A mercenary said to have killed 46 Serbs in the former Yugoslavia died today after armed police shot him in the grounds of a psychiatric hospital.
Kirk John Davies, a sniper who was understood to have served with the elite Croatian Special Forces, was shot after confronting police in both North and West Yorkshire, armed with an air rifle camouflaged with webbing.
The so-called 'dog of war' died in Pinderfields Hospital, Wakefield, after emergency surgery earlier today.
The shooting happened just before midnight in a small wooded area near a secure unit, part of a hospital complex in Ouchthorpe Lane, Wakefield.
The tragedy unfolded from about 9pm when Mr Davies went to Selby police station dressed in black from head to foot, wearing a shooting hat and armed with the semi-automatic rifle, which he pointed at the officer on the desk.

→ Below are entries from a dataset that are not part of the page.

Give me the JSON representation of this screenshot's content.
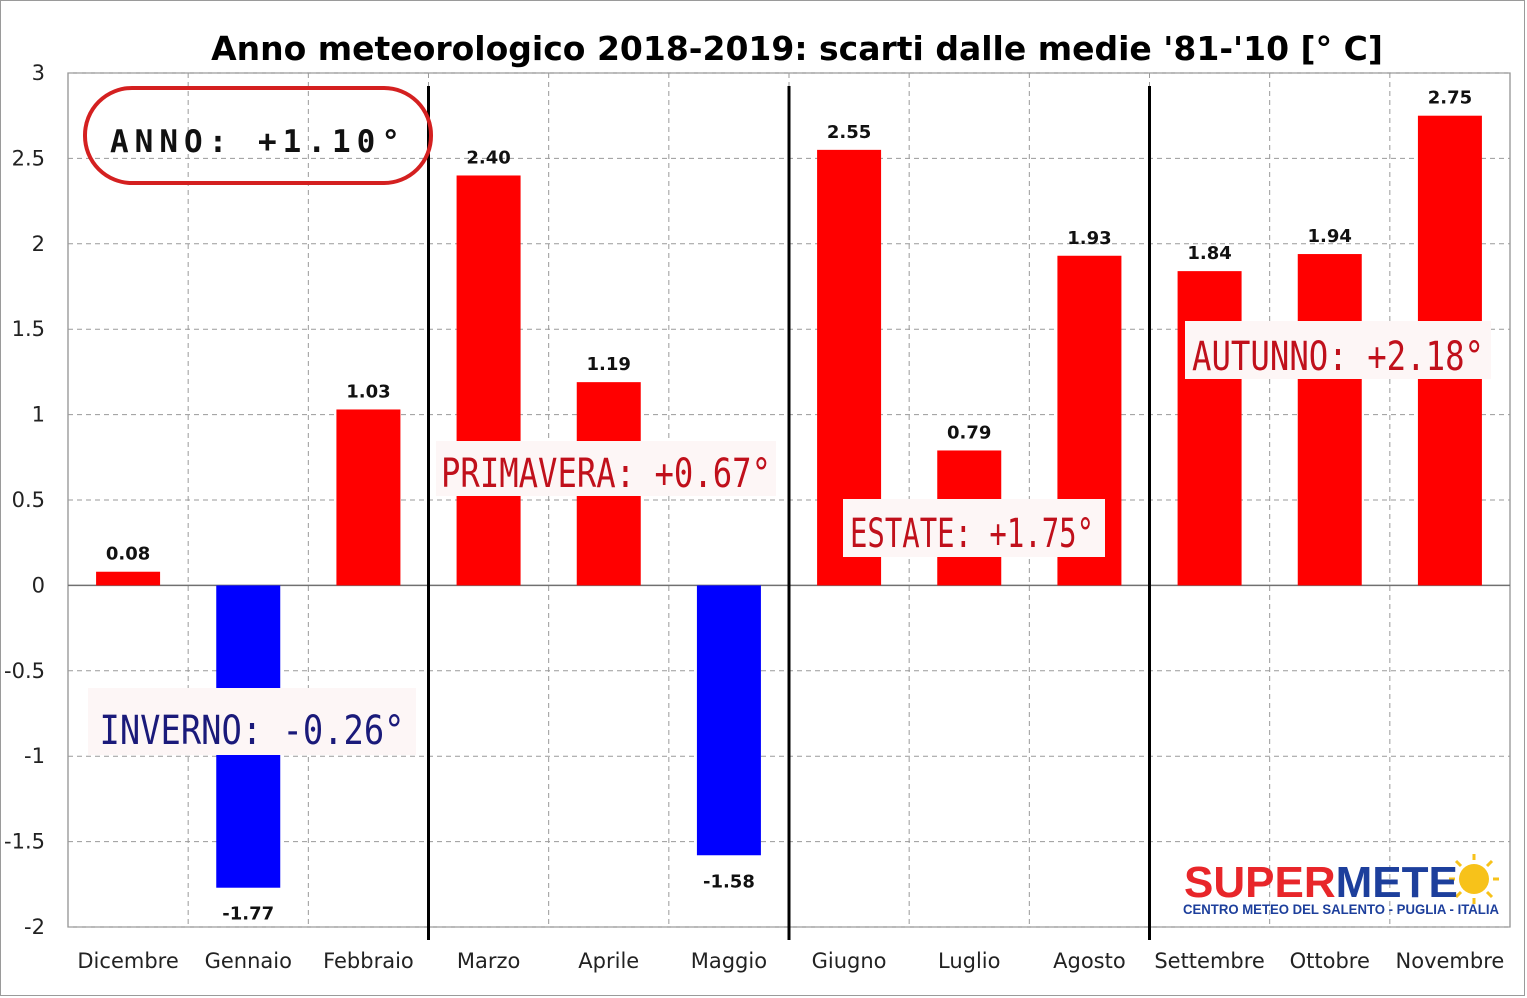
{
  "chart_data": {
    "type": "bar",
    "title": "Anno meteorologico 2018-2019: scarti dalle medie '81-'10 [° C]",
    "categories": [
      "Dicembre",
      "Gennaio",
      "Febbraio",
      "Marzo",
      "Aprile",
      "Maggio",
      "Giugno",
      "Luglio",
      "Agosto",
      "Settembre",
      "Ottobre",
      "Novembre"
    ],
    "values": [
      0.08,
      -1.77,
      1.03,
      2.4,
      1.19,
      -1.58,
      2.55,
      0.79,
      1.93,
      1.84,
      1.94,
      2.75
    ],
    "value_labels": [
      "0.08",
      "-1.77",
      "1.03",
      "2.40",
      "1.19",
      "-1.58",
      "2.55",
      "0.79",
      "1.93",
      "1.84",
      "1.94",
      "2.75"
    ],
    "ylim": [
      -2,
      3
    ],
    "yticks": [
      "3",
      "2.5",
      "2",
      "1.5",
      "1",
      "0.5",
      "0",
      "-0.5",
      "-1",
      "-1.5",
      "-2"
    ],
    "ytick_values": [
      3,
      2.5,
      2,
      1.5,
      1,
      0.5,
      0,
      -0.5,
      -1,
      -1.5,
      -2
    ],
    "grid": true,
    "colors": {
      "positive": "#ff0000",
      "negative": "#0000ff"
    },
    "season_dividers_after": [
      "Febbraio",
      "Maggio",
      "Agosto"
    ],
    "annotations": {
      "anno": "ANNO: +1.10°",
      "inverno": "INVERNO: -0.26°",
      "primavera": "PRIMAVERA: +0.67°",
      "estate": "ESTATE: +1.75°",
      "autunno": "AUTUNNO: +2.18°"
    },
    "annotation_colors": {
      "inverno": "#1a1a7a",
      "primavera": "#c0101b",
      "estate": "#c0101b",
      "autunno": "#c0101b",
      "anno_ring": "#d42020"
    }
  },
  "logo": {
    "super": "SUPER",
    "meteo": "METE",
    "subtitle": "CENTRO METEO DEL SALENTO - PUGLIA - ITALIA",
    "colors": {
      "super": "#e8262a",
      "meteo": "#1d3f9c",
      "sun": "#f7c21a"
    }
  }
}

No shots were fired at that time and Mr Davies, from Selby, then left the station in his red Austin Maestro.
North Yorkshire police mounted an armed manhunt but Mr Davies could not be traced.
West Yorkshire Police Assistant Chief Constable Andrew Brown said Mr Davies later threatened staff in the reception area of Newton Lodge secure unit, near Wakefield, where he told the receptionist that he was looking for a woman.
Mr Brown said that the woman may have been employed at one of the three hospitals in the complex, and that Mr Davies referred to the woman by name.
He said there appeared to be no connection between the secure unit and the dead man.
Police officers, some of them armed, conducted a search of the hospital grounds.
Mr Davies was found armed with a rifle wrapped in webbing.
Police negotiators were called, found Mr Davies, and challenged him to hand over his weapon.
"He refused to do so," said Mr Brown. "He then walked across the hospital grounds and into a wooded area, where he was again challenged and shots were fired by the police."
Mr Davies died at about 12.20am today after emergency surgery.
Today's tragedy came three years after Mr Davies appeared in court accused of affray and possessing an offensive weapon.
York Crown Court heard he had always believed his father was an SAS war hero and was enraged to find the stories were not true.
Dressed in full Croatian uniform and armed with a knife and a steel poker, he confronted his father at an address in Brayton, near Selby.
He attacked his father's car, and police who were called to the scene had to use CS spray to overcome him.